Model Output Provenance Fingerprint: Structural Proximity Without Model Access

by Nick Clark | Published March 27, 2026 | PDF

Outputs of generative models inherit structural properties from their inputs and from the model that produced them. The provenance fingerprint disclosed in Provisional Application 63/808,372 attaches to each generated output a record carrying the variance-derived identity of the inputs it was conditioned on and the variance-derived identity of the generator that produced it, sealed so that downstream consumers can verify both attributions without access to the model's weights or to its training logs. The fingerprint is tamper-evident: any modification to the output, to the input identifiers, or to the generator identifier breaks the seal and is detectable by any verifier holding the public verification material. A consumer of the output therefore knows which inputs entered the generator, which generator produced it, and that no party in the chain has substituted a different attribution after the fact.


Mechanism

The provenance fingerprint mechanism operates at the moment of output generation. As the generator produces an output, the runtime computes the structural variance vector of the output, retrieves the variance-derived identifiers of the inputs that conditioned the generation, and retrieves the variance-derived identifier of the generator itself. The generator identifier is computed from the structural variance of a designated reference manifold — a fixed corpus of probe inputs against which the generator's outputs are characterized — rather than from the generator's weights, so the identifier is stable across deployment formats and is computable by any party who can submit the probe inputs to the generator and observe the outputs.

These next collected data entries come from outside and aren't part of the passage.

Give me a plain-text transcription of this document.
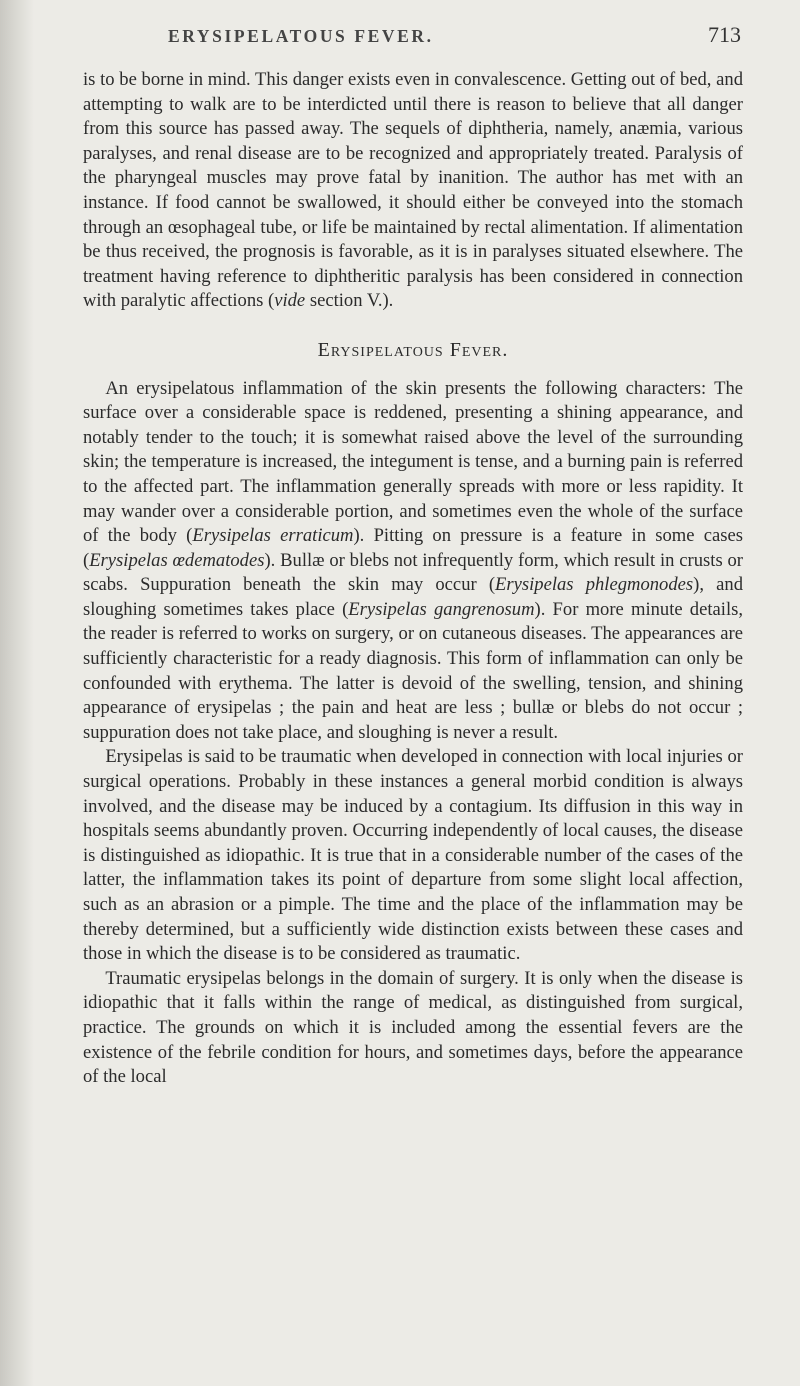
ERYSIPELATOUS FEVER.	713

is to be borne in mind. This danger exists even in convalescence. Getting out of bed, and attempting to walk are to be interdicted until there is reason to believe that all danger from this source has passed away. The sequels of diphtheria, namely, anæmia, various paralyses, and renal disease are to be recognized and appropriately treated. Paralysis of the pharyngeal muscles may prove fatal by inanition. The author has met with an instance. If food cannot be swallowed, it should either be conveyed into the stomach through an œsophageal tube, or life be maintained by rectal alimentation. If alimentation be thus received, the prognosis is favorable, as it is in paralyses situated elsewhere. The treatment having reference to diphtheritic paralysis has been considered in connection with paralytic affections (vide section V.).

Erysipelatous Fever.

An erysipelatous inflammation of the skin presents the following characters: The surface over a considerable space is reddened, presenting a shining appearance, and notably tender to the touch; it is somewhat raised above the level of the surrounding skin; the temperature is increased, the integument is tense, and a burning pain is referred to the affected part. The inflammation generally spreads with more or less rapidity. It may wander over a considerable portion, and sometimes even the whole of the surface of the body (Erysipelas erraticum). Pitting on pressure is a feature in some cases (Erysipelas œdematodes). Bullæ or blebs not infrequently form, which result in crusts or scabs. Suppuration beneath the skin may occur (Erysipelas phlegmonodes), and sloughing sometimes takes place (Erysipelas gangrenosum). For more minute details, the reader is referred to works on surgery, or on cutaneous diseases. The appearances are sufficiently characteristic for a ready diagnosis. This form of inflammation can only be confounded with erythema. The latter is devoid of the swelling, tension, and shining appearance of erysipelas ; the pain and heat are less ; bullæ or blebs do not occur ; suppuration does not take place, and sloughing is never a result.

Erysipelas is said to be traumatic when developed in connection with local injuries or surgical operations. Probably in these instances a general morbid condition is always involved, and the disease may be induced by a contagium. Its diffusion in this way in hospitals seems abundantly proven. Occurring independently of local causes, the disease is distinguished as idiopathic. It is true that in a considerable number of the cases of the latter, the inflammation takes its point of departure from some slight local affection, such as an abrasion or a pimple. The time and the place of the inflammation may be thereby determined, but a sufficiently wide distinction exists between these cases and those in which the disease is to be considered as traumatic.

Traumatic erysipelas belongs in the domain of surgery. It is only when the disease is idiopathic that it falls within the range of medical, as distinguished from surgical, practice. The grounds on which it is included among the essential fevers are the existence of the febrile condition for hours, and sometimes days, before the appearance of the local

The output's variance vector, the input identifier set, and the generator identifier are concatenated into a provenance record. The record is hashed, and the hash is signed by the generator runtime under a key whose certificate is attested by a registration authority. The signed hash, the public elements of the record, and the certificate chain are bundled with the output. The output's own identity hash includes the provenance record hash, so the output cannot be distributed under an identity that omits its provenance.

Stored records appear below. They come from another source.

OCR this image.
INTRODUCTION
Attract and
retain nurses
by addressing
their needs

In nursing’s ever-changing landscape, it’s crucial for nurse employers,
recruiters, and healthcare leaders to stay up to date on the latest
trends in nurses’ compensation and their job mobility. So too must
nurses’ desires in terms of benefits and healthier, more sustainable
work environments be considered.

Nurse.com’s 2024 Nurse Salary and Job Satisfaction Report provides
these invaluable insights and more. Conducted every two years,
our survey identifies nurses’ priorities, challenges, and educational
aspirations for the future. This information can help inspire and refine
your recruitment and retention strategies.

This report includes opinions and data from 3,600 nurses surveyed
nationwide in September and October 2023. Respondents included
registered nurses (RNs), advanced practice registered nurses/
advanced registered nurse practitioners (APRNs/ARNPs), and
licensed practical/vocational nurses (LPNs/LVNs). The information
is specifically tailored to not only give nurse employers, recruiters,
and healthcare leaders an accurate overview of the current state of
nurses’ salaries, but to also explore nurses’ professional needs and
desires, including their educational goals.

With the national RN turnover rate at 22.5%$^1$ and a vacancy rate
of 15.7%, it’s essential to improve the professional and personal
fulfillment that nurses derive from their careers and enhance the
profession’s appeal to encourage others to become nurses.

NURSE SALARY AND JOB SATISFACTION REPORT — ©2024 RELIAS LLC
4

Verification is performed by recomputing the output's variance vector from the output bytes, comparing it to the vector recorded in the provenance, hashing the record, and validating the signature against the certificate chain. A successful verification establishes that the output is the same artifact whose provenance was sealed, that the input identifiers and generator identifier in the record were the values present at sealing time, and that the sealer was the generator runtime whose certificate is attested. A failed verification — whether by vector mismatch, hash mismatch, or signature failure — indicates tampering and the output is rejected as unattributable.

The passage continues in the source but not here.